Sedangkan untuk even-even perorangan, hanyalah dianggap sebagai laga latihan. Nyatanya prestasi tenis Tiongkok memang tak berkembang secara signifikan, berbeda dengan cabang olahraga lainnya.
"Untuk bermain perorangan memang berat. Karena saya harus menyiapkan segala sesuatunya sendiri. Dari memilih pelatih, mengatur latihan, juga jadwal latihan, sampai jadwal latihan. Saya benar-benar membayar jalan saya sendiri,” ujar penyuka the tarik itu seperti dilansir
Asia Mag.
Tak hanya Li Na yang kecewa. Banyak pihak yang mengandaikan, jika saja 10 tahun lalu Li Na tak terjebak oleh sistem olahraga di negaranya. Bukan tak mungkin dia sudah menjadi petenis paling ditakuti saat ini. Talenta yang dimiliki Li Na dinilai sangat luar biasa dan sudah diketahui sejak kecil.

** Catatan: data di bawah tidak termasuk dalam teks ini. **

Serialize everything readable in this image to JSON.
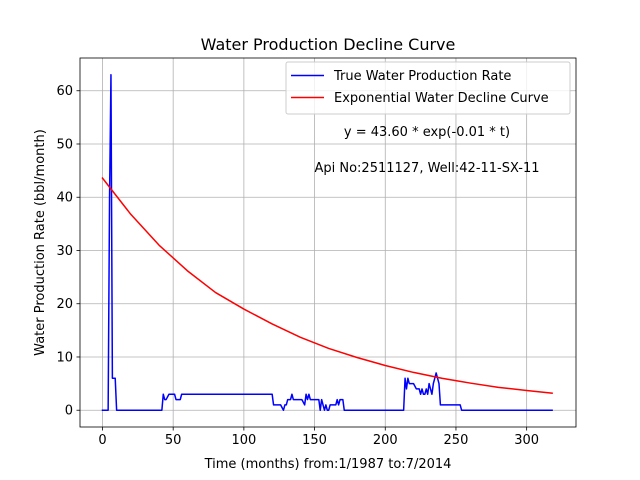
{
  "chart_data": {
    "type": "line",
    "title": "Water Production Decline Curve",
    "xlabel": "Time (months) from:1/1987 to:7/2014",
    "ylabel": "Water Production Rate (bbl/month)",
    "xlim": [
      -15.9,
      334.9
    ],
    "ylim": [
      -3.15,
      66.15
    ],
    "xticks": [
      0,
      50,
      100,
      150,
      200,
      250,
      300
    ],
    "yticks": [
      0,
      10,
      20,
      30,
      40,
      50,
      60
    ],
    "grid": true,
    "legend_position": "top-right",
    "annotations": [
      "y = 43.60 * exp(-0.01 * t)",
      "Api No:2511127, Well:42-11-SX-11"
    ],
    "series": [
      {
        "name": "True Water Production Rate",
        "color": "#0000ff",
        "x": [
          0,
          4,
          5,
          6,
          7,
          9,
          10,
          42,
          43,
          44,
          45,
          47,
          49,
          51,
          52,
          55,
          56,
          60,
          80,
          100,
          120,
          121,
          122,
          126,
          128,
          129,
          130,
          131,
          133,
          134,
          135,
          136,
          137,
          138,
          141,
          143,
          144,
          145,
          146,
          147,
          148,
          150,
          151,
          153,
          154,
          155,
          156,
          157,
          158,
          159,
          160,
          161,
          162,
          165,
          166,
          167,
          168,
          170,
          171,
          172,
          200,
          213,
          214,
          215,
          216,
          217,
          218,
          220,
          222,
          224,
          225,
          226,
          227,
          228,
          229,
          230,
          231,
          232,
          233,
          234,
          235,
          236,
          237,
          238,
          239,
          240,
          241,
          245,
          250,
          253,
          254,
          260,
          280,
          300,
          318
        ],
        "y": [
          0,
          0,
          40,
          63,
          6,
          6,
          0,
          0,
          3,
          2,
          2,
          3,
          3,
          3,
          2,
          2,
          3,
          3,
          3,
          3,
          3,
          1,
          1,
          1,
          0,
          1,
          1,
          2,
          2,
          3,
          2,
          2,
          2,
          2,
          2,
          1,
          3,
          2,
          3,
          2,
          2,
          2,
          2,
          2,
          0,
          2,
          1,
          0,
          1,
          0,
          0,
          1,
          1,
          1,
          2,
          1,
          2,
          2,
          0,
          0,
          0,
          0,
          6,
          4,
          6,
          5,
          5,
          5,
          4,
          4,
          3,
          4,
          3,
          3,
          4,
          3,
          5,
          4,
          3,
          5,
          6,
          7,
          6,
          5,
          1,
          1,
          1,
          1,
          1,
          1,
          0,
          0,
          0,
          0,
          0
        ]
      },
      {
        "name": "Exponential Water Decline Curve",
        "color": "#ff0000",
        "x": [
          0,
          20,
          40,
          60,
          80,
          100,
          120,
          140,
          160,
          180,
          200,
          220,
          240,
          260,
          280,
          300,
          318
        ],
        "y": [
          43.6,
          36.8,
          31.0,
          26.2,
          22.1,
          19.0,
          16.2,
          13.7,
          11.6,
          9.9,
          8.4,
          7.1,
          6.0,
          5.1,
          4.3,
          3.7,
          3.2
        ]
      }
    ]
  }
}
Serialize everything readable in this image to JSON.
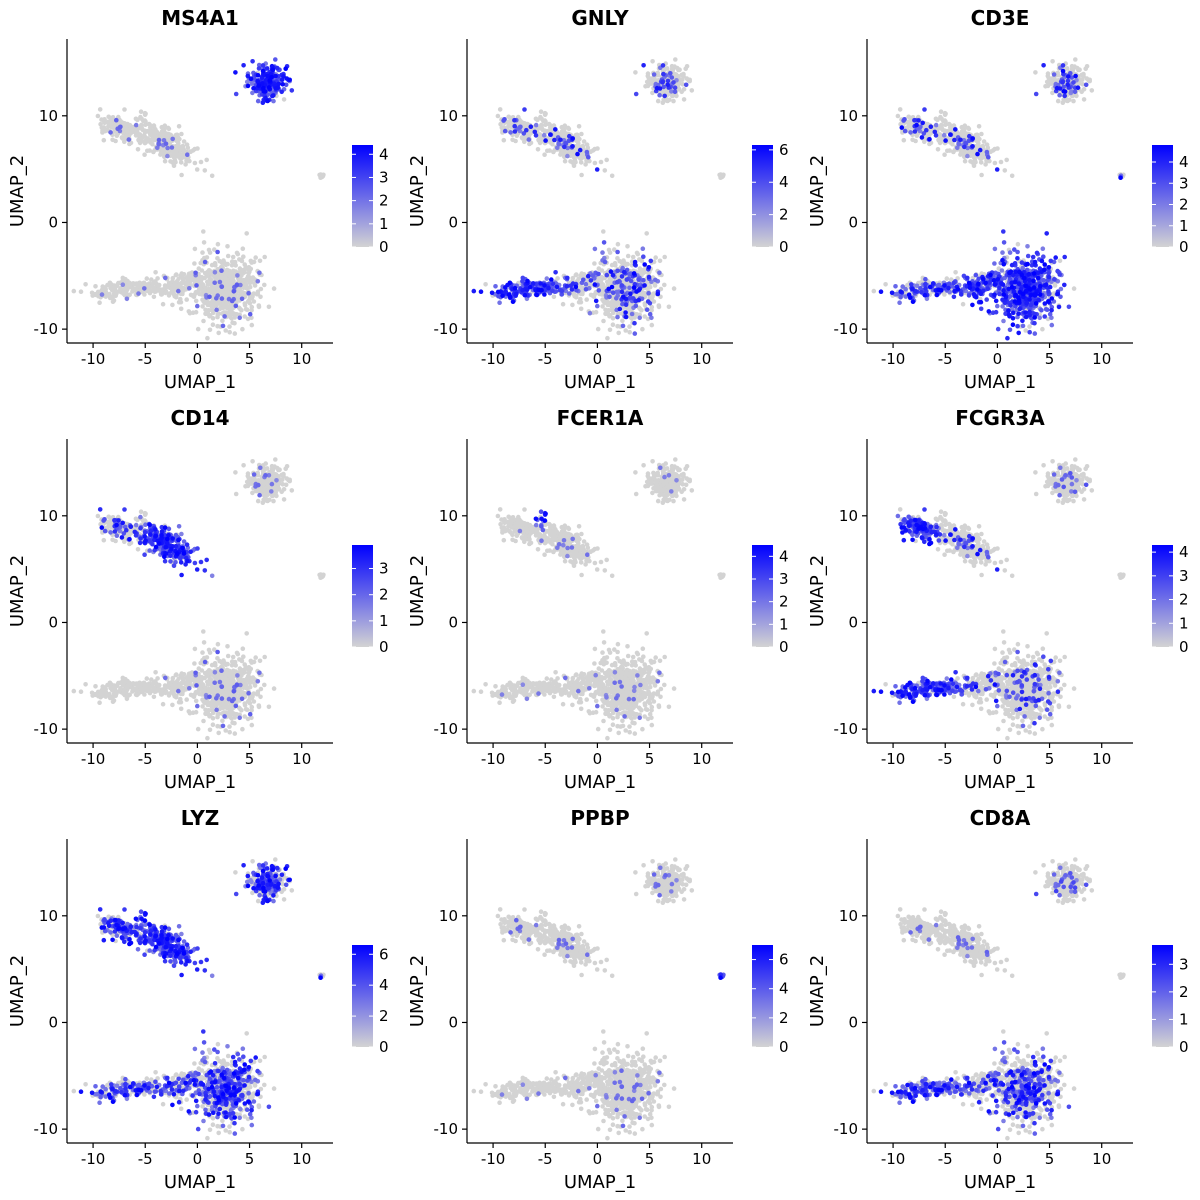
{
  "colors": {
    "low": "#d3d3d3",
    "high": "#0000ff",
    "axis": "#000000"
  },
  "chart_data": [
    {
      "type": "scatter",
      "title": "MS4A1",
      "xlabel": "UMAP_1",
      "ylabel": "UMAP_2",
      "xlim": [
        -12.5,
        13
      ],
      "ylim": [
        -11.3,
        17.2
      ],
      "xticks": [
        -10,
        -5,
        0,
        5,
        10
      ],
      "yticks": [
        -10,
        0,
        10
      ],
      "xtick_labels": [
        "-10",
        "-5",
        "0",
        "5",
        "10"
      ],
      "ytick_labels": [
        "-10",
        "0",
        "10"
      ],
      "legend": {
        "max": 4.4,
        "ticks": [
          0,
          1,
          2,
          3,
          4
        ],
        "labels": [
          "0",
          "1",
          "2",
          "3",
          "4"
        ]
      },
      "expression": {
        "platelet": 0.0,
        "b_cells": 0.9,
        "monocytes": 0.04,
        "mono_tail": 0.05,
        "nk": 0.03,
        "t_cells": 0.05,
        "dc": 0.0
      }
    },
    {
      "type": "scatter",
      "title": "GNLY",
      "xlabel": "UMAP_1",
      "ylabel": "UMAP_2",
      "xlim": [
        -12.5,
        13
      ],
      "ylim": [
        -11.3,
        17.2
      ],
      "xticks": [
        -10,
        -5,
        0,
        5,
        10
      ],
      "yticks": [
        -10,
        0,
        10
      ],
      "xtick_labels": [
        "-10",
        "-5",
        "0",
        "5",
        "10"
      ],
      "ytick_labels": [
        "-10",
        "0",
        "10"
      ],
      "legend": {
        "max": 6.3,
        "ticks": [
          0,
          2,
          4,
          6
        ],
        "labels": [
          "0",
          "2",
          "4",
          "6"
        ]
      },
      "expression": {
        "platelet": 0.0,
        "b_cells": 0.12,
        "monocytes": 0.15,
        "mono_tail": 0.1,
        "nk": 0.85,
        "t_cells": 0.2,
        "dc": 0.0
      }
    },
    {
      "type": "scatter",
      "title": "CD3E",
      "xlabel": "UMAP_1",
      "ylabel": "UMAP_2",
      "xlim": [
        -12.5,
        13
      ],
      "ylim": [
        -11.3,
        17.2
      ],
      "xticks": [
        -10,
        -5,
        0,
        5,
        10
      ],
      "yticks": [
        -10,
        0,
        10
      ],
      "xtick_labels": [
        "-10",
        "-5",
        "0",
        "5",
        "10"
      ],
      "ytick_labels": [
        "-10",
        "0",
        "10"
      ],
      "legend": {
        "max": 4.8,
        "ticks": [
          0,
          1,
          2,
          3,
          4
        ],
        "labels": [
          "0",
          "1",
          "2",
          "3",
          "4"
        ]
      },
      "expression": {
        "platelet": 0.5,
        "b_cells": 0.15,
        "monocytes": 0.15,
        "mono_tail": 0.15,
        "nk": 0.45,
        "t_cells": 0.85,
        "dc": 0.0
      }
    },
    {
      "type": "scatter",
      "title": "CD14",
      "xlabel": "UMAP_1",
      "ylabel": "UMAP_2",
      "xlim": [
        -12.5,
        13
      ],
      "ylim": [
        -11.3,
        17.2
      ],
      "xticks": [
        -10,
        -5,
        0,
        5,
        10
      ],
      "yticks": [
        -10,
        0,
        10
      ],
      "xtick_labels": [
        "-10",
        "-5",
        "0",
        "5",
        "10"
      ],
      "ytick_labels": [
        "-10",
        "0",
        "10"
      ],
      "legend": {
        "max": 3.9,
        "ticks": [
          0,
          1,
          2,
          3
        ],
        "labels": [
          "0",
          "1",
          "2",
          "3"
        ]
      },
      "expression": {
        "platelet": 0.0,
        "b_cells": 0.04,
        "monocytes": 0.85,
        "mono_tail": 0.2,
        "nk": 0.0,
        "t_cells": 0.05,
        "dc": 0.0
      }
    },
    {
      "type": "scatter",
      "title": "FCER1A",
      "xlabel": "UMAP_1",
      "ylabel": "UMAP_2",
      "xlim": [
        -12.5,
        13
      ],
      "ylim": [
        -11.3,
        17.2
      ],
      "xticks": [
        -10,
        -5,
        0,
        5,
        10
      ],
      "yticks": [
        -10,
        0,
        10
      ],
      "xtick_labels": [
        "-10",
        "-5",
        "0",
        "5",
        "10"
      ],
      "ytick_labels": [
        "-10",
        "0",
        "10"
      ],
      "legend": {
        "max": 4.5,
        "ticks": [
          0,
          1,
          2,
          3,
          4
        ],
        "labels": [
          "0",
          "1",
          "2",
          "3",
          "4"
        ]
      },
      "expression": {
        "platelet": 0.0,
        "b_cells": 0.02,
        "monocytes": 0.03,
        "mono_tail": 0.02,
        "nk": 0.02,
        "t_cells": 0.03,
        "dc": 0.9
      }
    },
    {
      "type": "scatter",
      "title": "FCGR3A",
      "xlabel": "UMAP_1",
      "ylabel": "UMAP_2",
      "xlim": [
        -12.5,
        13
      ],
      "ylim": [
        -11.3,
        17.2
      ],
      "xticks": [
        -10,
        -5,
        0,
        5,
        10
      ],
      "yticks": [
        -10,
        0,
        10
      ],
      "xtick_labels": [
        "-10",
        "-5",
        "0",
        "5",
        "10"
      ],
      "ytick_labels": [
        "-10",
        "0",
        "10"
      ],
      "legend": {
        "max": 4.3,
        "ticks": [
          0,
          1,
          2,
          3,
          4
        ],
        "labels": [
          "0",
          "1",
          "2",
          "3",
          "4"
        ]
      },
      "expression": {
        "platelet": 0.0,
        "b_cells": 0.06,
        "monocytes": 0.15,
        "mono_tail": 0.9,
        "nk": 0.85,
        "t_cells": 0.12,
        "dc": 0.0
      }
    },
    {
      "type": "scatter",
      "title": "LYZ",
      "xlabel": "UMAP_1",
      "ylabel": "UMAP_2",
      "xlim": [
        -12.5,
        13
      ],
      "ylim": [
        -11.3,
        17.2
      ],
      "xticks": [
        -10,
        -5,
        0,
        5,
        10
      ],
      "yticks": [
        -10,
        0,
        10
      ],
      "xtick_labels": [
        "-10",
        "-5",
        "0",
        "5",
        "10"
      ],
      "ytick_labels": [
        "-10",
        "0",
        "10"
      ],
      "legend": {
        "max": 6.6,
        "ticks": [
          0,
          2,
          4,
          6
        ],
        "labels": [
          "0",
          "2",
          "4",
          "6"
        ]
      },
      "expression": {
        "platelet": 0.4,
        "b_cells": 0.45,
        "monocytes": 0.9,
        "mono_tail": 0.55,
        "nk": 0.45,
        "t_cells": 0.45,
        "dc": 0.9
      }
    },
    {
      "type": "scatter",
      "title": "PPBP",
      "xlabel": "UMAP_1",
      "ylabel": "UMAP_2",
      "xlim": [
        -12.5,
        13
      ],
      "ylim": [
        -11.3,
        17.2
      ],
      "xticks": [
        -10,
        -5,
        0,
        5,
        10
      ],
      "yticks": [
        -10,
        0,
        10
      ],
      "xtick_labels": [
        "-10",
        "-5",
        "0",
        "5",
        "10"
      ],
      "ytick_labels": [
        "-10",
        "0",
        "10"
      ],
      "legend": {
        "max": 7.0,
        "ticks": [
          0,
          2,
          4,
          6
        ],
        "labels": [
          "0",
          "2",
          "4",
          "6"
        ]
      },
      "expression": {
        "platelet": 0.95,
        "b_cells": 0.04,
        "monocytes": 0.04,
        "mono_tail": 0.05,
        "nk": 0.02,
        "t_cells": 0.04,
        "dc": 0.0
      }
    },
    {
      "type": "scatter",
      "title": "CD8A",
      "xlabel": "UMAP_1",
      "ylabel": "UMAP_2",
      "xlim": [
        -12.5,
        13
      ],
      "ylim": [
        -11.3,
        17.2
      ],
      "xticks": [
        -10,
        -5,
        0,
        5,
        10
      ],
      "yticks": [
        -10,
        0,
        10
      ],
      "xtick_labels": [
        "-10",
        "-5",
        "0",
        "5",
        "10"
      ],
      "ytick_labels": [
        "-10",
        "0",
        "10"
      ],
      "legend": {
        "max": 3.7,
        "ticks": [
          0,
          1,
          2,
          3
        ],
        "labels": [
          "0",
          "1",
          "2",
          "3"
        ]
      },
      "expression": {
        "platelet": 0.0,
        "b_cells": 0.08,
        "monocytes": 0.05,
        "mono_tail": 0.04,
        "nk": 0.6,
        "t_cells": 0.3,
        "dc": 0.0
      }
    }
  ]
}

Tercatat saat 2002 yang berarti dia masih berusia 20 tahun, Li Na sempat memutuskan untuk pensiun. Dia memilih masuk kuliah. Kemudian jelang Olimpiade di Beijing, asosiasi tenis Tiongkok membujuk agar Li Na kembali turun ke lapangan.
Barulah untuk menghadapi Olimpiade itu dia mendapatkan kebebasan dalam berlatih, termasuk memilih pelatih. Nyatanya Li Na masih bisa bersaing. Pada 2006 dia menjadi petenis Tiongkok pertama yang sanggup masuk 30 besar dunia, setahun kemudian masuk 20 besar.
Li Na juga menjadi petenis yang sanggup mempopulerkan tenis di negaranya. Dia ingat benar saat kecil tenis bukan olahraga yang dipilihkan keluarga dia. Mengikuti tren, Li Na kecil belajar bulu tangkis. Nah, saat usia 8 tahun pelatihnya menawari kedua orang tuanya agar Li Na berlatih tenis.
’’Orang tua saya balik bertanya, apa itu tenis,” kenang Li Na seperti dikatakannya kepada
New York Times.
Pertanyaan itu sekaligus menolak ajakan sang pelatih. Belajar tenis baru dimulai enam tahun kemudian, setelah sang ayah meninggal dunia. ’’Dua olahraga ini sangat berbeda. Meski sama-sama menggunakan raket, tapi tekniknya berbeda. Bulu tangkis mengandalkan pergelangan tangan, sedangkan tenis, bertumpu pada bahu,” terang dia.
’’Yang penting orang tak kesulitan lagi mencari nama saya di lembar drawing. Nama saya pendek, terserah mau menyebut Na Li atau Li Na. Saya tahu kalian, terutama bukan orang Tionghoa akan kesulitan,” seloroh dia.